1080 Ti in 2026 - 11GB is still (barely) enough to stay relevant
Posted by srodland01@reddit | LocalLLaMA | View on Reddit | 11 comments
I’m still daily driving a 1080 Ti. Not because I’m a masochist, I just haven't been able to justify a 4090/5090 upgrade yet.
For anyone wondering how this holds up:
Qwen 2.5 7B and Llama 3.2 8B (Q4_K_M) still get me about 8-9 tokens per second. It’s not "fast", but for reading speed it’s fine. I can even run Mistral 7B at Q5_K_S fully on the card if I keep the context window short.
The 11GB VRAM is the only reason this card isn't in a bin. But the limits are getting obvious:
- Anything 13B or larger requires heavy offloading, and the speed falls off a cliff immediately.
- Context is the real killer.
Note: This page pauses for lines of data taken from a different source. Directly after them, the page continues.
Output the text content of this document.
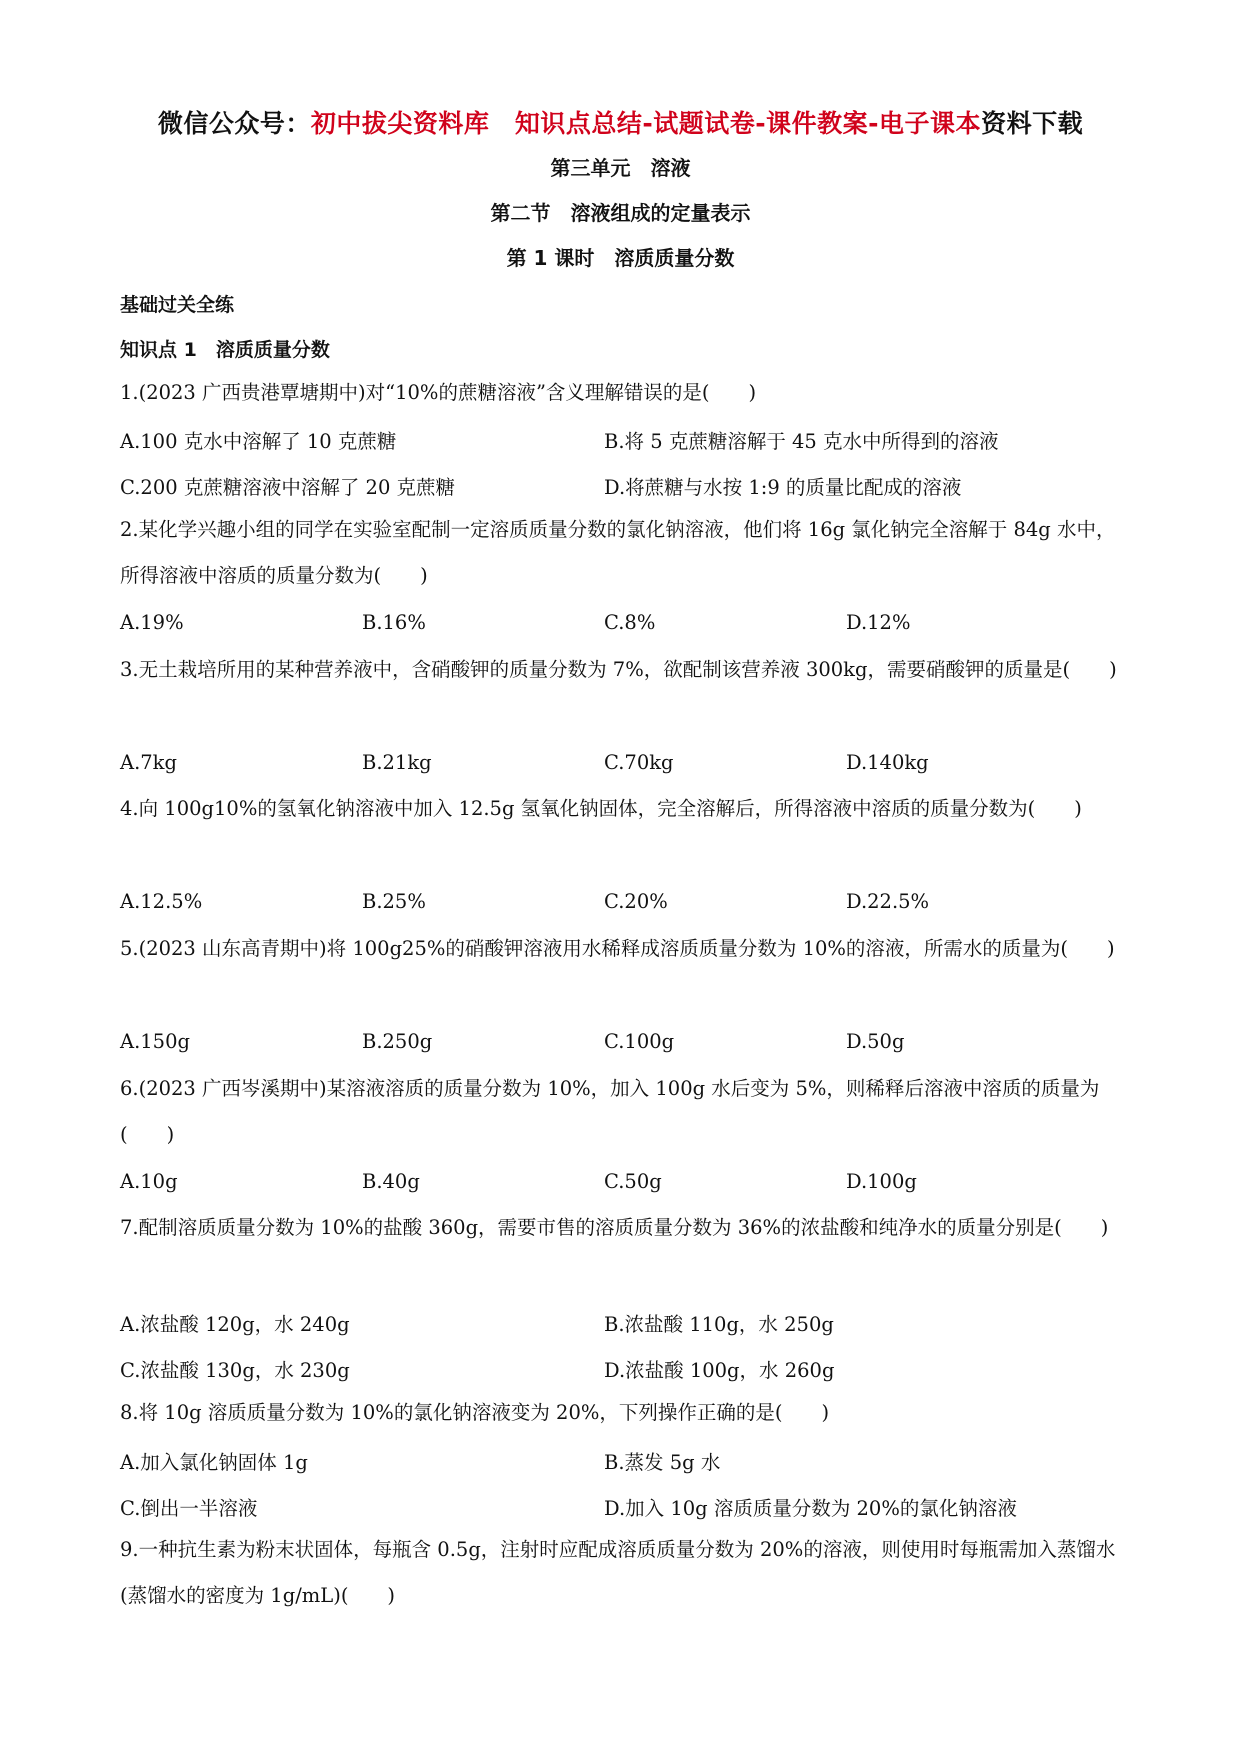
微信公众号：初中拔尖资料库　知识点总结-试题试卷-课件教案-电子课本资料下载
第三单元　溶液
第二节　溶液组成的定量表示
第 1 课时　溶质质量分数
基础过关全练
知识点 1　溶质质量分数
1.(2023 广西贵港覃塘期中)对“10%的蔗糖溶液”含义理解错误的是(　　)
A.100 克水中溶解了 10 克蔗糖	B.将 5 克蔗糖溶解于 45 克水中所得到的溶液
C.200 克蔗糖溶液中溶解了 20 克蔗糖	D.将蔗糖与水按 1:9 的质量比配成的溶液
2.某化学兴趣小组的同学在实验室配制一定溶质质量分数的氯化钠溶液，他们将 16g 氯化钠完全溶解于 84g 水中，所得溶液中溶质的质量分数为(　　)
A.19%	B.16%	C.8%	D.12%
3.无土栽培所用的某种营养液中，含硝酸钾的质量分数为 7%，欲配制该营养液 300kg，需要硝酸钾的质量是(　　)
A.7kg	B.21kg	C.70kg	D.140kg
4.向 100g10%的氢氧化钠溶液中加入 12.5g 氢氧化钠固体，完全溶解后，所得溶液中溶质的质量分数为(　　)
A.12.5%	B.25%	C.20%	D.22.5%
5.(2023 山东高青期中)将 100g25%的硝酸钾溶液用水稀释成溶质质量分数为 10%的溶液，所需水的质量为(　　)
A.150g	B.250g	C.100g	D.50g
6.(2023 广西岑溪期中)某溶液溶质的质量分数为 10%，加入 100g 水后变为 5%，则稀释后溶液中溶质的质量为(　　)
A.10g	B.40g	C.50g	D.100g
7.配制溶质质量分数为 10%的盐酸 360g，需要市售的溶质质量分数为 36%的浓盐酸和纯净水的质量分别是(　　)
A.浓盐酸 120g，水 240g	B.浓盐酸 110g，水 250g
C.浓盐酸 130g，水 230g	D.浓盐酸 100g，水 260g
8.将 10g 溶质质量分数为 10%的氯化钠溶液变为 20%，下列操作正确的是(　　)
A.加入氯化钠固体 1g	B.蒸发 5g 水
C.倒出一半溶液	D.加入 10g 溶质质量分数为 20%的氯化钠溶液
9.一种抗生素为粉末状固体，每瓶含 0.5g，注射时应配成溶质质量分数为 20%的溶液，则使用时每瓶需加入蒸馏水(蒸馏水的密度为 1g/mL)(　　)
Past 4k tokens, the memory pressure makes the whole system crawl.
- No tensor cores means no fancy optimizations that the newer cards get.
It’s fine for a basic daily driver if you stick to the small stuff, but the second you want to do more than one thing at a time or run a decent sized prompt, it feels its age.
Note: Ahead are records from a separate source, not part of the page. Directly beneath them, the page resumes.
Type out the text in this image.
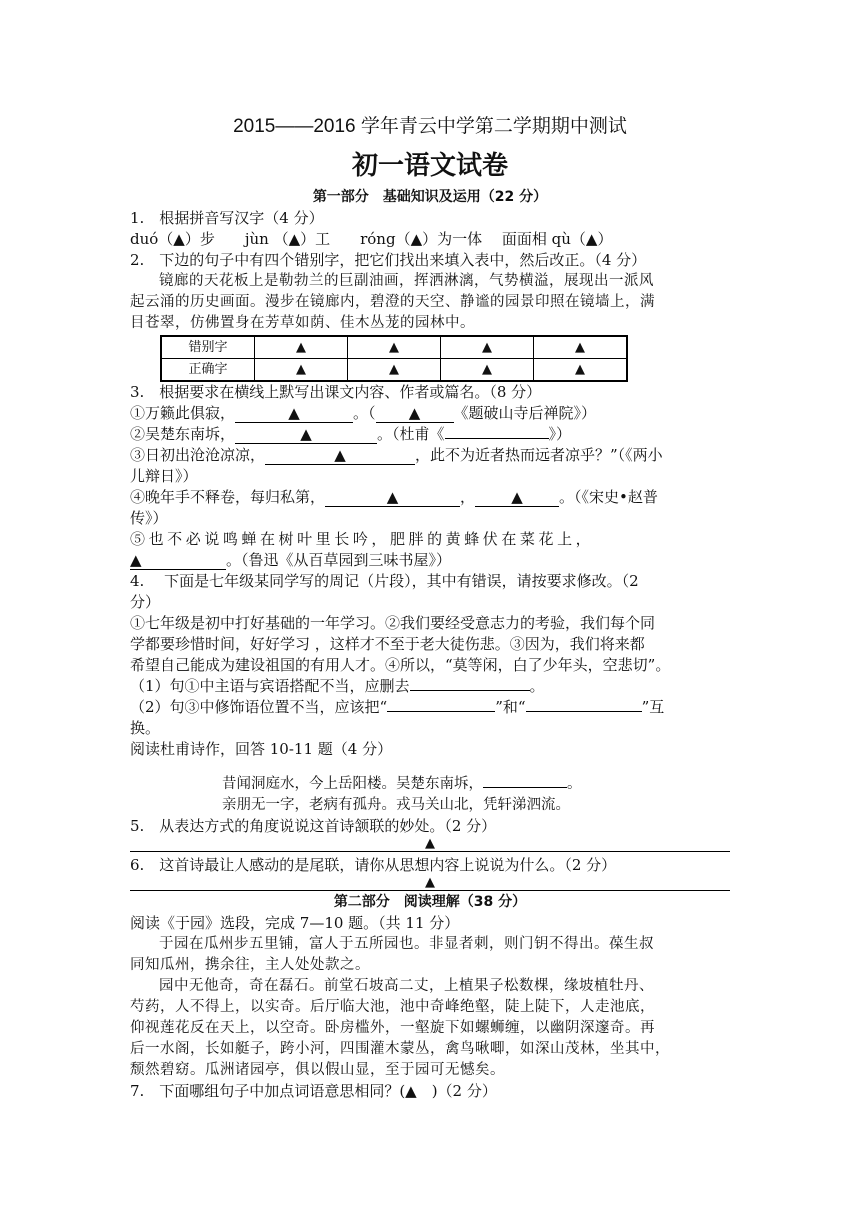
2015——2016 学年青云中学第二学期期中测试
初一语文试卷
第一部分　基础知识及运用（22 分）
1.　根据拼音写汉字（4 分）
duó（▲）步　　jùn （▲）工　　róng（▲）为一体　 面面相 qù（▲）
2.　下边的句子中有四个错别字，把它们找出来填入表中，然后改正。（4 分）
镜廊的天花板上是勒勃兰的巨副油画，挥洒淋漓，气势横溢，展现出一派风
起云涌的历史画面。漫步在镜廊内，碧澄的天空、静谧的园景印照在镜墙上，满
目苍翠，仿佛置身在芳草如荫、佳木丛茏的园林中。
错别字	▲	▲	▲	▲
正确字	▲	▲	▲	▲
3.　根据要求在横线上默写出课文内容、作者或篇名。（8 分）
①万籁此俱寂，	▲	。（ ▲ 《题破山寺后禅院》）
②吴楚东南坼，	▲	。（杜甫《	》）
③日初出沧沧凉凉，	▲	，此不为近者热而远者凉乎？”（《两小
儿辩日》）
④晚年手不释卷，每归私第，	▲	， ▲ 。（《宋史•赵普
传》）
⑤ 也 不 必 说 鸣 蝉 在 树 叶 里 长 吟 ， 肥 胖 的 黄 蜂 伏 在 菜 花 上 ，
▲	。（鲁迅《从百草园到三味书屋》）
4.　 下面是七年级某同学写的周记（片段），其中有错误，请按要求修改。（2
分）
①七年级是初中打好基础的一年学习。②我们要经受意志力的考验，我们每个同
学都要珍惜时间，好好学习 ，这样才不至于老大徒伤悲。③因为，我们将来都
希望自己能成为建设祖国的有用人才。④所以，“莫等闲，白了少年头，空悲切”。
（1）句①中主语与宾语搭配不当，应删去	。
（2）句③中修饰语位置不当，应该把“	”和“	”互
换。
阅读杜甫诗作，回答 10-11 题（4 分）
昔闻洞庭水，今上岳阳楼。吴楚东南坼，	。
亲朋无一字，老病有孤舟。戎马关山北，凭轩涕泗流。
5.　从表达方式的角度说说这首诗颔联的妙处。（2 分）
▲
6.　这首诗最让人感动的是尾联，请你从思想内容上说说为什么。（2 分）
▲
第二部分　阅读理解（38 分）
阅读《于园》选段，完成 7—10 题。（共 11 分）
于园在瓜州步五里铺，富人于五所园也。非显者刺，则门钥不得出。葆生叔
同知瓜州，携余往，主人处处款之。
园中无他奇，奇在磊石。前堂石坡高二丈，上植果子松数棵，缘坡植牡丹、
芍药，人不得上，以实奇。后厅临大池，池中奇峰绝壑，陡上陡下，人走池底，
仰视莲花反在天上，以空奇。卧房槛外，一壑旋下如螺蛳缠，以幽阴深邃奇。再
后一水阁，长如艇子，跨小河，四围灌木蒙丛，禽鸟啾唧，如深山茂林，坐其中，
颓然碧窈。瓜洲诸园亭，俱以假山显，至于园可无憾矣。
7.　下面哪组句子中加点词语意思相同？(▲　)（2 分）
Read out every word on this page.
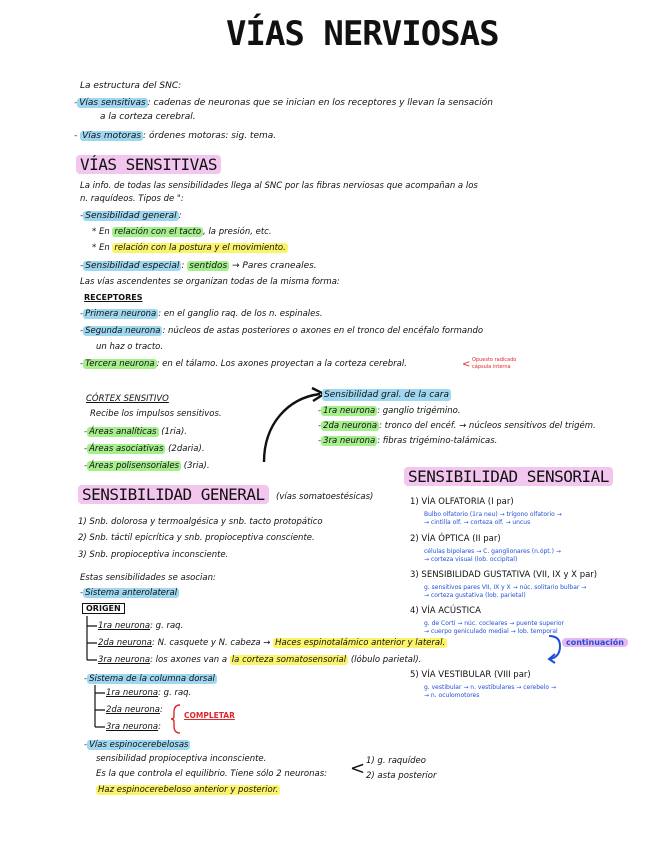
VÍAS NERVIOSAS
La estructura del SNC:
- Vías sensitivas : cadenas de neuronas que se inician en los receptores y llevan la sensación
a la corteza cerebral.
- Vías motoras : órdenes motoras: sig. tema.
VÍAS SENSITIVAS
La info. de todas las sensibilidades llega al SNC por las fibras nerviosas que acompañan a los
n. raquídeos. Tipos de ":
- Sensibilidad general :
* En relación con el tacto , la presión, etc.
* En relación con la postura y el movimiento.
- Sensibilidad especial : sentidos → Pares craneales.
Las vías ascendentes se organizan todas de la misma forma:
RECEPTORES
- Primera neurona : en el ganglio raq. de los n. espinales.
- Segunda neurona : núcleos de astas posteriores o axones en el tronco del encéfalo formando
un haz o tracto.
- Tercera neurona : en el tálamo. Los axones proyectan a la corteza cerebral.	< Opuesto radicado
cápsula interna
CÓRTEX SENSITIVO
Recibe los impulsos sensitivos.
- Áreas analíticas (1ria).
- Áreas asociativas (2daria).
- Áreas polisensoriales (3ria).
Sensibilidad gral. de la cara
- 1ra neurona : ganglio trigémino.
- 2da neurona : tronco del encéf. → núcleos sensitivos del trigém.
- 3ra neurona : fibras trigémino-talámicas.
SENSIBILIDAD GENERAL	(vías somatoestésicas)
1) Snb. dolorosa y termoalgésica y snb. tacto protopático
2) Snb. táctil epicrítica y snb. propioceptiva consciente.
3) Snb. propioceptiva inconsciente.
Estas sensibilidades se asocian:
- Sistema anterolateral
ORIGEN
1ra neurona: g. raq.
2da neurona: N. casquete y N. cabeza → Haces espinotalámico anterior y lateral.
3ra neurona: los axones van a la corteza somatosensorial (lóbulo parietal).
- Sistema de la columna dorsal
1ra neurona: g. raq.
2da neurona:
3ra neurona:
COMPLETAR
- Vías espinocerebelosas
sensibilidad propioceptiva inconsciente.
Es la que controla el equilibrio. Tiene sólo 2 neuronas: < 1) g. raquídeo
2) asta posterior
Haz espinocerebeloso anterior y posterior.
SENSIBILIDAD SENSORIAL
1) VÍA OLFATORIA (I par)
Bulbo olfatorio (1ra neu) → trígono olfatorio →
→ cintilla olf. → corteza olf. → uncus
2) VÍA ÓPTICA (II par)
células bipolares → C. ganglionares (n.ópt.) →
→ corteza visual (lob. occipital)
3) SENSIBILIDAD GUSTATIVA (VII, IX y X par)
g. sensitivos pares VII, IX y X → núc. solitario bulbar →
→ corteza gustativa (lob. parietal)
4) VÍA ACÚSTICA
g. de Corti → núc. cocleares → puente superior
→ cuerpo geniculado medial → lob. temporal
continuación
5) VÍA VESTIBULAR (VIII par)
g. vestibular → n. vestibulares → cerebelo →
→ n. oculomotores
Who else is still holding onto "old" mid-tier VRAM cards (2060 12GB, 3060, even old AMD stuff)?
What’s your actual daily-use model right now, and what was the specific moment you realized the hardware was finally holding you back?
nakitastic@reddit
I have an ancient XPS laptop reinstalled with Linux, with 16GB RAM, a GTX1050 mobile 4gb VRAM, and with llama.cpp get over 20tps using Qwen3.5-2B.Q4_K_M.gguf , 64k context, reasoning on.
Mistral 7B Q4KM with 32k context, 6tps.
If you got almost triple my VRAM you should be able to beat that substantially. Ida thunk.
JaffyCaledonia@reddit
I have dual 1080Tis in my machine and even a single GPU is getting leagues better performance than yours.
I'm using Unsloth's Qwen 3.5 9B IQ3XXS (I wanted to squeeze it alongside another model in vram for a home assistant persona) and that managed a pretty consistent 40t/s using just 5.5GB of VRAM.
Can you share your LLM config and setup? Surely there will be some way to improve what you have there.
MR_-_501@reddit
These models are ancient though. Maybe try something like qwen 3.5 9B?
gandhi_theft@reddit
Gemma 4 E4B is nice too.
My_Unbiased_Opinion@reddit
Just for fun, you should try Qwen 3.6 27B at UD IQ2XXS. Set KVcache to Q8 and see how much context you can fit all in VRAM.
I have a 24GB p40 that is 100% viable for quantized Qwen 3.6 35B.
AppealSame4367@reddit
I get 16 tps at first token and 7 tps at 1000 token output on a laptop with rtx2060 and 6gb ram + 32gb ram - with Qwen3.6 35B in ik_llama
Something wrong with your configuration, my card is much slower.
Prudent-Ad4509@reddit
This was a great GPU for old style 4k 60FPS games. I have two of those with SLI link. Maybe, just maybe, I will put them into my work PC for some local inference. But the inference on them is pretty slow.
Client_Hello@reddit
Something is wrong, you should get 5x more tps on those small models.
sterby92@reddit
Not sure if you did something wrong, but last year I still run gemma3-12b (unsloth q4_xl) on a 1080ti, and got more like 20 tokens per second. So maybe you could go faster
Equivalent_Bit_461@reddit
You could try a dual build of two medium GPUs, not easy but you can get enough vram or even more than one expensive GPU, while not ideal for speed still can be cheaper
uti24@reddit
Most certainly for games, not for LLM
Looks slow for 1080? I expected like, 30-50 t/s?